Os dois já se conheciam. Depois da morte de Eric, Rafa passou algumas semanas visitando minha casa com frequência. Naquela época, nos consolávamos e tentávamos lidar com a culpa que sentíamos pelo modo como tudo terminou para Eric.
_Oi._ os dois disseram sem graça enquanto se cumprimentavam.
_Já podem se chamar de “cunha”._ falou Alice para quebrar o gelo.
_Alice!_ falei.
_Sem problemas para mim._ respondeu Tiago rindo daquilo _Cunhadinho.
_Tá vendo, Bê?_ falou Rafa _Não te falei que ninguém consegue não gostar de mim?
Eu ri da brincadeira e Tiago me acompanhou. Meu irmão colocou a mão no ombro de Rafael e disse:
_Bernardo me contou toda a história de vocês. Se antes não deu certo pelos motivos que fossem, torço para que vocês façam dar certo agora. Acho o meu irmão um cara incrível e, através dos relatos dele, passei a te ver como um cara muito legal também. O mundo precisa de mais casais como vocês, casais que nos fazem acreditar que realmente há uma pessoa certa para a cada um de nós por aí, que só nos cabe procurar bem. Eu espero ter a mesma sorte que vocês tiveram.

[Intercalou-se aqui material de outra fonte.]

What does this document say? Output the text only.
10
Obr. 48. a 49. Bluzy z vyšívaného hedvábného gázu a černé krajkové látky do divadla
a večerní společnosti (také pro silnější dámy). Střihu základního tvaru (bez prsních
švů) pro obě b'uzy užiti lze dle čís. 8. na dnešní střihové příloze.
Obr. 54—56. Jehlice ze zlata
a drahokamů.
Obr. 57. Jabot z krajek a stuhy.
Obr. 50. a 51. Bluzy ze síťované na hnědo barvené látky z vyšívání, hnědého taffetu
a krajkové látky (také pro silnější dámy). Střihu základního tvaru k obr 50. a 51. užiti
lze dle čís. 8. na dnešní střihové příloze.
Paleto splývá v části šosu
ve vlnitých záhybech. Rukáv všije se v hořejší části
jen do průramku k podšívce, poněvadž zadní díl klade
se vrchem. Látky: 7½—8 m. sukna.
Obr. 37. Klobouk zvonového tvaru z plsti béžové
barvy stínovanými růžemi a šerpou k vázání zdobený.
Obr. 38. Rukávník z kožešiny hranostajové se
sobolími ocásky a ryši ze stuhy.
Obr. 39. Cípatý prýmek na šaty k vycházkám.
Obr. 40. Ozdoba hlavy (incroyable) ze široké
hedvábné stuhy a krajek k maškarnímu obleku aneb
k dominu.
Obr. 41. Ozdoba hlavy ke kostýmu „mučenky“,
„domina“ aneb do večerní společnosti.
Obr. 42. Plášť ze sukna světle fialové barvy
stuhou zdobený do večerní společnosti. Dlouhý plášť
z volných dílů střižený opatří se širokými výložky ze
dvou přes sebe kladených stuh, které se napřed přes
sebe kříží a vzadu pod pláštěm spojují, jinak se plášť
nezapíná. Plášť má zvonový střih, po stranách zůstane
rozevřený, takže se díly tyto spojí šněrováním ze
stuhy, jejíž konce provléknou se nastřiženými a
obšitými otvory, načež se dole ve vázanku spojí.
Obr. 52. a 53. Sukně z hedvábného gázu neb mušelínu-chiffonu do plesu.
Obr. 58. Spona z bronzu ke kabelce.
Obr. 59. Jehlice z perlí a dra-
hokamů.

Rafael sorriu com o discurso de Tiago. Alice e Laura assistiam sorrindo também.
_Você deve saber que a minha mãe não encarou muito bem a situação
Rafa fez que sim com a cabeça.
_Te peço para ter toda a paciência do mundo com ela. Ela é uma boa pessoa, só precisa de tempo para se acostumar com a ideia. Mas saiba que você já tem dois aliados dentro de casa._ falou apontando para Laura, que confirmou com a cabeça _Fiz questão de vir nesta viagem para mostrar pra você e pro Bernardo que está tudo bem para mim, e que estou do lado de vocês. O Bernardo não queria que eu viesse, mas mesmo assim...
_Não é isso..._ tentei argumentar.
_Você só faltou me proibir de vir!
_Verdade, amor._ respondeu Rafael.
_Além do mais, eu vim para te conhecer direito e saber quais suas intenções com meu irmãozinho.
_Tiago!_ ralhei.
Todos riram, menos eu. O Tiago nunca me chamou de “irmãozinho”, ele estava querendo bancar o irmão perigoso, marcar território. Eu não fiquei bravo, mas acho que aquele tipo de constrangimento era desnecessário.
_O Bernardo parece ser muito centrado e esperto, mas não é._ continuou Tiago me ignorando _Ele é frágil como uma flor, por isso tenho que saber se você tem a intenção de magoá-lo.
_Ih, chora por qualquer coisa!_ completou Alice.
_E eu não sei?_ respondeu meu irmão _Enfim, quais são suas intenções com ele?
Eu queria abrir um buraco e me enterrar ali. Rafael riu e levou na esportiva. Ele chegou ao meu lado e me abraçou de lado pela cintura.
_Eu amo o seu irmão mais do que amei qualquer outra pessoa na minha vida. E eu pretendo fazer dele o cara mais feliz do mundo. Se eu errar no caminho, será totalmente sem intenção, e pode acreditar que eu vou me ferir muito mais que ele se acontecer. Eu te prometo lutar todos os dias para não dar ao Bernardo nada menos do que ele merece: ser o cara mais feliz do mundo.
_Sendo assim, bem-vindo à família._ respondeu Tiago.
Rafael riu e me deu um beijo na bochecha. Fiquei rindo como um retardado. Eu esperava que Rafael e Tiago fossem se dar bem, só não imaginava que fosse tão rápido. E o discurso de Rafael me emocionou sim. Tínhamos passado por tanta coisa naqueles últimos dias, que um vozinha lá no fundo da minha consciência perguntava se Rafa não acabaria por desistir de nós. Após aquela declaração, eu tive mais certeza do que nunca que estávamos juntos naquela. Rafael iria me fazer feliz.
_Que porra é essa?!
Todos nós nos viramos para ver o dono da voz: Caio estava parado na escada nos encarando com um expressão de nojo. Vi o meu fim de semana perfeito se desmanchar em frente aos meus olhos.